It's simpler, you don't need any identity, factorization, almost nothing apart from the fact the $\gcd$'s exist.
Let $c=\gcd(a,b)$ and $d=\gcd(ma,mb)$, then $$c\mid a, b\Longrightarrow mc\mid ma, mb\Longrightarrow mc\mid d$$ so $d=mcx$, then $$mcx\mid ma, mb\Longrightarrow cx\mid a,b\Longrightarrow cx\mid c\Longrightarrow x\mid1$$
therefore $\gcd(ma, mb)=|m|\gcd(a,b)$.
Quite simply: Let $x=gcd(a,b).$ Then $a=xk$ and $b=xl$ for some coprime $k, l$ by definition of GCD.

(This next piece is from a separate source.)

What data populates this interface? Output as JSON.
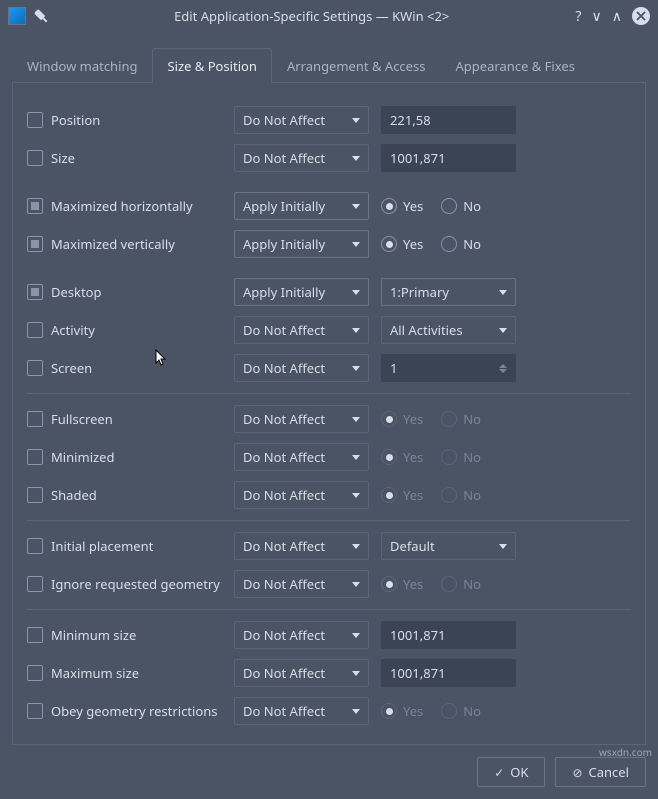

Then $ma=mxk$ and $mb=mxl$.
Therefore, $gcd(ma,mb)=mx=mgcd(a,b)$ [because $gcd(k,l)=1$, so the greatest divisor of both $ma$, $mb$ must then be $mx$]. $\blacksquare$
Hint : Let $x = GCD(a,b)$: you have $$ a=a_1\cdot x, b=b_1\cdot x$$ where $GCD(a_1,b_1) = 1$. Now $$GCD(ma,mb) = GCD(ma_1\cdot x,mb_1\cdot x) = mx$$ since $GCD(a_1,b_1) = 1$, so $$GCD(ma,mb) = m\cdot GCD(a,b)$$